GKN Automotive was one of the key partners of VentilatorChallengeUK. A rapidly-assembled consortium of UK technology businesses formed to make desperately needed medical ventilators for NHS hospitals, enabling medical staff to care for patients worst affected by the COVID-19 virus.
Experts from automotive, aerospace and medical sectors collaborated on this life-saving mission and then began working around the clock, with production ending on July 5th 2020. By this point the teams involved had delivered more than 13,000 ventilators, an incredible 12 years’ worth of normal production, achieved in just 14 weeks.

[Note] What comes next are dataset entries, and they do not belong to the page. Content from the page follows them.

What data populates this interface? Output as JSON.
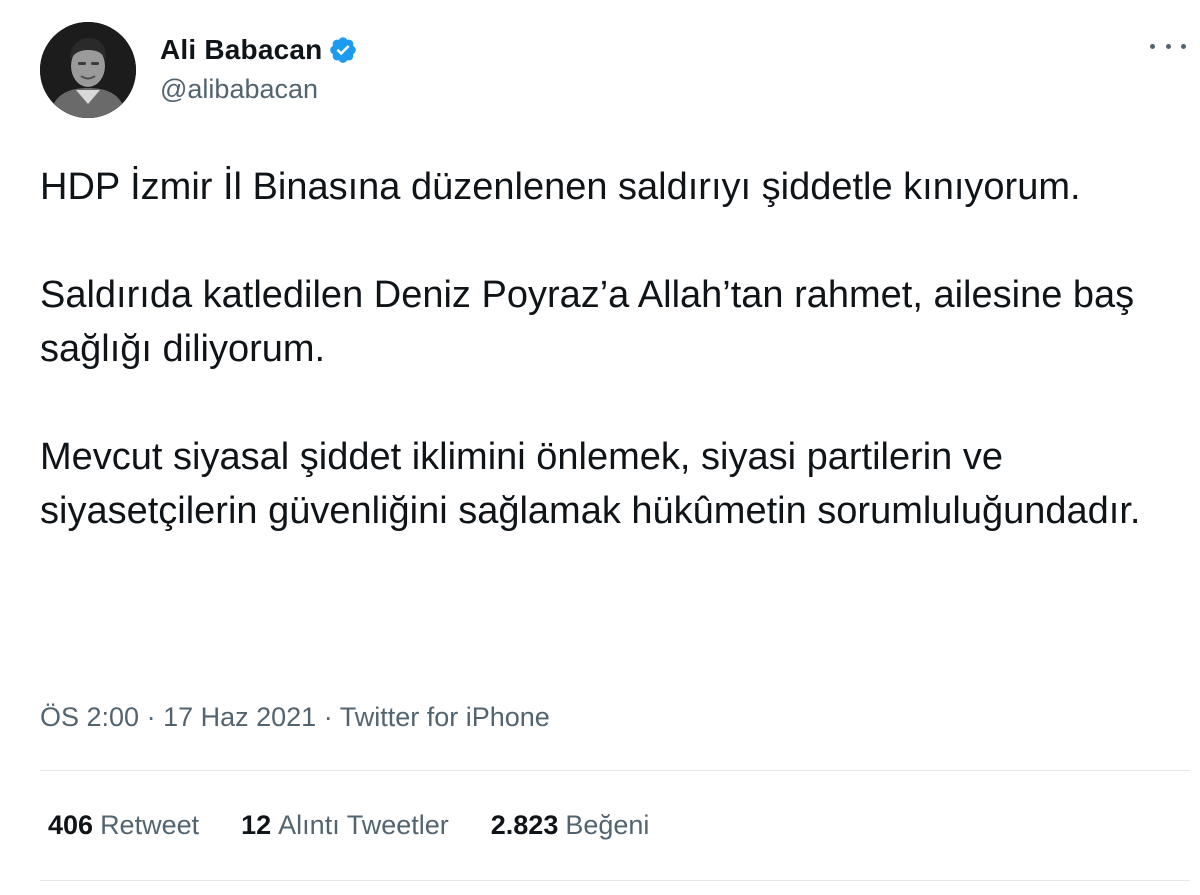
{
  "author": {
    "display_name": "Ali Babacan",
    "handle": "@alibabacan",
    "verified": true,
    "avatar_icon": "user-avatar-photo",
    "verified_icon": "verified-badge-icon"
  },
  "header": {
    "more_icon": "more-options-icon"
  },
  "tweet": {
    "paragraphs": [
      "HDP İzmir İl Binasına düzenlenen saldırıyı şiddetle kınıyorum.",
      "Saldırıda katledilen Deniz Poyraz’a Allah’tan rahmet, ailesine baş sağlığı diliyorum.",
      "Mevcut siyasal şiddet iklimini önlemek, siyasi partilerin ve siyasetçilerin güvenliğini sağlamak hükûmetin sorumluluğundadır."
    ]
  },
  "meta": {
    "time": "ÖS 2:00",
    "separator": " · ",
    "date": "17 Haz 2021",
    "source": "Twitter for iPhone"
  },
  "stats": {
    "retweets": {
      "count": "406",
      "label": "Retweet"
    },
    "quotes": {
      "count": "12",
      "label": "Alıntı Tweetler"
    },
    "likes": {
      "count": "2.823",
      "label": "Beğeni"
    }
  },
  "colors": {
    "text_primary": "#0f1419",
    "text_secondary": "#536471",
    "verified_blue": "#1d9bf0",
    "divider": "#e5e9ec"
  }
}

GKN Automotive’s Innovation Centre in Abingdon, UK, played a crucial role in this mammoth effort, rising to the challenge by providing end of line testing and quality approval, before final shipment.
‘I still can’t believe we did it’ said GKN Automotive’s Innovation Centre Engineering Site Manager, Gordon Day. ‘The sheer intensity of it over such a short duration. It was a whirlwind.’
Half of the Innovation Centre’s 50 staff were employed on the VentilatorChallengeUK, from a cross-section of the business, including interns and apprentices, right the way through to the site’s senior engineers. The GKN Automotive team based at the site was assisted by a further 95 volunteers.
Dr. Caroline Wood, Skills Development Manager at the GKN Automotive Innovation Centre said ‘We invited people, with other skills and from other companies. We even had a professional golfer and the director of a biotech company. Our team made them extremely welcome and everyone was more than generous with their knowledge. There was great feedback about the leadership, team culture and how we dealt with health and safety. I’ve already had CVs from people who want to work here full time.’
Culture and leadership were crucial to the project, according to Gordon. ‘It played well to our R&D culture. The willingness of teams to optimise things, then getting gratification from real-time results. Plus, the human performance aspect and working with the team in a constructive way to smash down constraints. We learnt a lot about performance management.’
According to the Engineering Site Manager, as well as immense pride, the site has taken away much to help the day to day development of GKN Automotive eDrive technologies. ‘We have acknowledged just how fast and agile we can be, proving there’s always extra performance on tap. With urgency, and a can-do attitude, vast amounts can be achieved.’
Caroline, too, is already embracing new insight. ‘It’s bolstered our culture of continuous improvement, how things can be done more efficiently. It’s the GKN Automotive way. During the Challenge many people said to me “I can’t stop engineering things for the better, it’s what I do” and they’re still saying it now.’